I remember reading that (probably on imgur). I looked it up but first result wasn't promising: http://wafflesatnoon.com/2013/05/07/doritos-powder-hoax/

I can't really dig too much deeper because I am at work but it really seems unlikely that they would pay for a powder that isn't needed.


In my neuroimaging days we found a tight correlation between visual and taste regions, even when we were only asking about one quality and from only word stimuli.


The article directly contradicts your claim.


How would this not lead to a significant mouth-feel change?


I love this flavor... reading this article makes me wish I had a bag right now.


This article read like a commercial.


I'm curious if they understood all these concepts when they created the chips or if they were developed afterwards and realized this is why we love them.


http://en.wikipedia.org/wiki/Doritos

The original product was made at the Casa de Fritos at Disneyland in Anaheim, California.

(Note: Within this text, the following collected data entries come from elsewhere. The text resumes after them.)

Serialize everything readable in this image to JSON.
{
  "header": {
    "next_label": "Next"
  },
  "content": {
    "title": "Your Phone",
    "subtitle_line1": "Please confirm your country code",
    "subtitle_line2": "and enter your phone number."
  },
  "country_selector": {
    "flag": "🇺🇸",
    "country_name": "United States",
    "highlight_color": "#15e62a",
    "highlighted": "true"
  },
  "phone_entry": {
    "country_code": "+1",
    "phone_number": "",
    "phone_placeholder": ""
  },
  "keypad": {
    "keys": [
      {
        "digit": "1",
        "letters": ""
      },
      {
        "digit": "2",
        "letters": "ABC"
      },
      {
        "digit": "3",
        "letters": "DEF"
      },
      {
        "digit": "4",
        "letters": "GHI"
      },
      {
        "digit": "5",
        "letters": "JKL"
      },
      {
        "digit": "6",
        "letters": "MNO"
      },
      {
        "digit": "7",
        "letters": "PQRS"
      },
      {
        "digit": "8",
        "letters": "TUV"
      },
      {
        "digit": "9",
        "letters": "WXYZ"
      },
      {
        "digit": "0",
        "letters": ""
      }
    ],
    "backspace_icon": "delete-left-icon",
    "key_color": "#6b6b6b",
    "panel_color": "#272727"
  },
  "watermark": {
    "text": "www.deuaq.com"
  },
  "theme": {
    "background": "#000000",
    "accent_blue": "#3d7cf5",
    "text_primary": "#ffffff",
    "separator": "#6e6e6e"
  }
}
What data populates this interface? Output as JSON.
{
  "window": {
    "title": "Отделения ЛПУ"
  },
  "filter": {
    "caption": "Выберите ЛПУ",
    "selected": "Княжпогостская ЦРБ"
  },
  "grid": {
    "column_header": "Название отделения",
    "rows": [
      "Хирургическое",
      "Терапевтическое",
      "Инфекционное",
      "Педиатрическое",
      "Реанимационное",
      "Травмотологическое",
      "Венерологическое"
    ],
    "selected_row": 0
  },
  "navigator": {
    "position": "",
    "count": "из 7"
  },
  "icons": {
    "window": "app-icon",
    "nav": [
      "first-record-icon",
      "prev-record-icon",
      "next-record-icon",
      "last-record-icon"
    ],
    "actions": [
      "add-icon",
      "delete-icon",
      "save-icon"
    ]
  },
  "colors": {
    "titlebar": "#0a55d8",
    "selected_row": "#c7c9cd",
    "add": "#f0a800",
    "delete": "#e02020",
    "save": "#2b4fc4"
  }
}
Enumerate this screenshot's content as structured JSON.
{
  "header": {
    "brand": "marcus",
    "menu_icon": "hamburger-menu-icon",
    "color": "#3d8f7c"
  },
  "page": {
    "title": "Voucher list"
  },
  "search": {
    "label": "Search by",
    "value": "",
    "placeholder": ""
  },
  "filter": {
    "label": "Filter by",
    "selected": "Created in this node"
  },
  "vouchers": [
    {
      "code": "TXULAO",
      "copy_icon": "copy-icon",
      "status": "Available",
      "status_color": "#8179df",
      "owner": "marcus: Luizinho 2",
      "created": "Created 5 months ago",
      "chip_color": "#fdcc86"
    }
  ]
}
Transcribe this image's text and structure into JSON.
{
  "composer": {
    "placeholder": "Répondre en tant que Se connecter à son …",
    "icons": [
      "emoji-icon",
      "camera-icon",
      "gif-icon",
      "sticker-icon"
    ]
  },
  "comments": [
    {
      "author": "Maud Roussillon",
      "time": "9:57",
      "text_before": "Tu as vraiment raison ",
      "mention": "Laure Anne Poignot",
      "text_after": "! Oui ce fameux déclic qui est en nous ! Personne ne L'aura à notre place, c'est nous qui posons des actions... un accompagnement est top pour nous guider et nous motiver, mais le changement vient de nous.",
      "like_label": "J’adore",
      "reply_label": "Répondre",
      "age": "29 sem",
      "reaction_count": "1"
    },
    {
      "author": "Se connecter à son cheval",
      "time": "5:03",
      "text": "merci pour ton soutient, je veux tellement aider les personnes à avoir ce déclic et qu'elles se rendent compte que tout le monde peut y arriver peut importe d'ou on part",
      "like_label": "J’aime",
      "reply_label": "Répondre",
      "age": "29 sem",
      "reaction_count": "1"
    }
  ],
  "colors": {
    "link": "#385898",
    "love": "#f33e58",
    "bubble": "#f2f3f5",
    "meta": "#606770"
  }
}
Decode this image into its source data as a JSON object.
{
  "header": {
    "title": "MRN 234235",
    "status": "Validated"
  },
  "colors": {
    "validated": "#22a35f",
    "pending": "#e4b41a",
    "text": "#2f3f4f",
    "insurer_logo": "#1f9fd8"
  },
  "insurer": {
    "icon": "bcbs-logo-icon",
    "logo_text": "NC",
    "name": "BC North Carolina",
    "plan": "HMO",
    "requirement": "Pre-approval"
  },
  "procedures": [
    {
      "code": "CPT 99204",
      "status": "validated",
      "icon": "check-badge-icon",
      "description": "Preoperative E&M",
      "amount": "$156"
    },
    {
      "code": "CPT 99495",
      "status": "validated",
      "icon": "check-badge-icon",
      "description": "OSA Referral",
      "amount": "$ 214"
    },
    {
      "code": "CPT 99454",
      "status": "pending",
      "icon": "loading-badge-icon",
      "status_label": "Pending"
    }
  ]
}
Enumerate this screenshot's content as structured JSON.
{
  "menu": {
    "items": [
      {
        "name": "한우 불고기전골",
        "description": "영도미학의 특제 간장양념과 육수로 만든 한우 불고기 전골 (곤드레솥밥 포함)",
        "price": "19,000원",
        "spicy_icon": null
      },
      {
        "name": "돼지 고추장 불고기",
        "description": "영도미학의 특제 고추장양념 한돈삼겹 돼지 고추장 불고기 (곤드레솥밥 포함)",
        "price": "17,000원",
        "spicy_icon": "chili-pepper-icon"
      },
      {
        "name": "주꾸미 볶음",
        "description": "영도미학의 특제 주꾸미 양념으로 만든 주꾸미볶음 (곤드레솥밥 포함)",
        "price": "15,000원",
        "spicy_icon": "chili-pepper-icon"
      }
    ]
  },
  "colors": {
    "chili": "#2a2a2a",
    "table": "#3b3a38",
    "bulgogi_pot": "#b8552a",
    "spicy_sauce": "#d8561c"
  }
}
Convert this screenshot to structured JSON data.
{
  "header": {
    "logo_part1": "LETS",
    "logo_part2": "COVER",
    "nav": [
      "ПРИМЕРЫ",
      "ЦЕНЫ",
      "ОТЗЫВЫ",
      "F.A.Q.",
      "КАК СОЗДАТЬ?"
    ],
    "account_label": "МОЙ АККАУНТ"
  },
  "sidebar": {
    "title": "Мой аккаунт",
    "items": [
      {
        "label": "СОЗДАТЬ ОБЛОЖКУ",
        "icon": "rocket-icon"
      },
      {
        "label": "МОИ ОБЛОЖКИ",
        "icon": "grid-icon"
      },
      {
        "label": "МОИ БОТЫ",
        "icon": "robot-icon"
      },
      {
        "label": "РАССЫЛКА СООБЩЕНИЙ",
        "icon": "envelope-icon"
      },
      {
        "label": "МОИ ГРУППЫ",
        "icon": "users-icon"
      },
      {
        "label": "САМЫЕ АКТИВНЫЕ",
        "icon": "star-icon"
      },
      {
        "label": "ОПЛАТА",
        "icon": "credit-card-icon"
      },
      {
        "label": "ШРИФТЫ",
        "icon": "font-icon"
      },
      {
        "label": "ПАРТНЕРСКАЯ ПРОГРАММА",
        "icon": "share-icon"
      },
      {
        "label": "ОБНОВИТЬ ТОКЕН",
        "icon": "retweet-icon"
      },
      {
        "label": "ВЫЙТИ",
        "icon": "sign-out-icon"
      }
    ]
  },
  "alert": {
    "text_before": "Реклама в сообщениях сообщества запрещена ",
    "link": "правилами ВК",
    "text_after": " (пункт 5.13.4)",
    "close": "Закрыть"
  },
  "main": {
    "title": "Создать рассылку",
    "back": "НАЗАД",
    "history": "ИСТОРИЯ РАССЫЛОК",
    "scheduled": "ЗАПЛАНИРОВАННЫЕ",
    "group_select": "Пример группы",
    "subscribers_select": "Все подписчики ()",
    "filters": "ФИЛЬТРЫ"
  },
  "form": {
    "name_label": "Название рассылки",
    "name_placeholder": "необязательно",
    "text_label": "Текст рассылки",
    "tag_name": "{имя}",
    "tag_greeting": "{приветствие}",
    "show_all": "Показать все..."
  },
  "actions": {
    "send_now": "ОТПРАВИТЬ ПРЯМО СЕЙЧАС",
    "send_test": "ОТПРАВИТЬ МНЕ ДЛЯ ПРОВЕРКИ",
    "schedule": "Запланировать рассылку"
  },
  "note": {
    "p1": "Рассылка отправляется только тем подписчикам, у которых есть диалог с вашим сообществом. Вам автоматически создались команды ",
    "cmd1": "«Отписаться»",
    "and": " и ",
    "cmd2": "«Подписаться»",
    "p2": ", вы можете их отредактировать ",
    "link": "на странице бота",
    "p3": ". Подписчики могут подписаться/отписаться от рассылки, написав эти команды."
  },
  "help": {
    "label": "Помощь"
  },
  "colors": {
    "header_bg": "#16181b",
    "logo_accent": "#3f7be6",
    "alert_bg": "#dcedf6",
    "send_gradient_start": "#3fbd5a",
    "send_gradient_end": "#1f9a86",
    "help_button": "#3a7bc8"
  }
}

Using surplus tortillas, the company-owned restaurant cut them up and fried them (as in traditional Mexican chips called totopos) and added basic seasoning, resembling the Mexican chilaquiles, but in this case being dry. Arch West was the Vice President of Marketing of Frito-Lay at the time, and noticed the popularity. He made a deal with Alex Foods in 1964, the provider of many items for Casa de Fritos at Disneyland, and produced the chips for a short time regionally, before it was overwhelmed by the volume, and Frito-Lay moved the production in-house to its Tulsa plant.

Sounds like the chips came first. It wouldn't surprise me if the additional flavors of doritos were experiments studying the phenomenon, and plunged back into reformulations of the original.


This page isn't rendering correctly, text is overlapping with images. Good job NYT.

I'm on Firefox, btw.


reads like a syndicated article


Nacho Doritos - I don't even know why they make other chips anymore.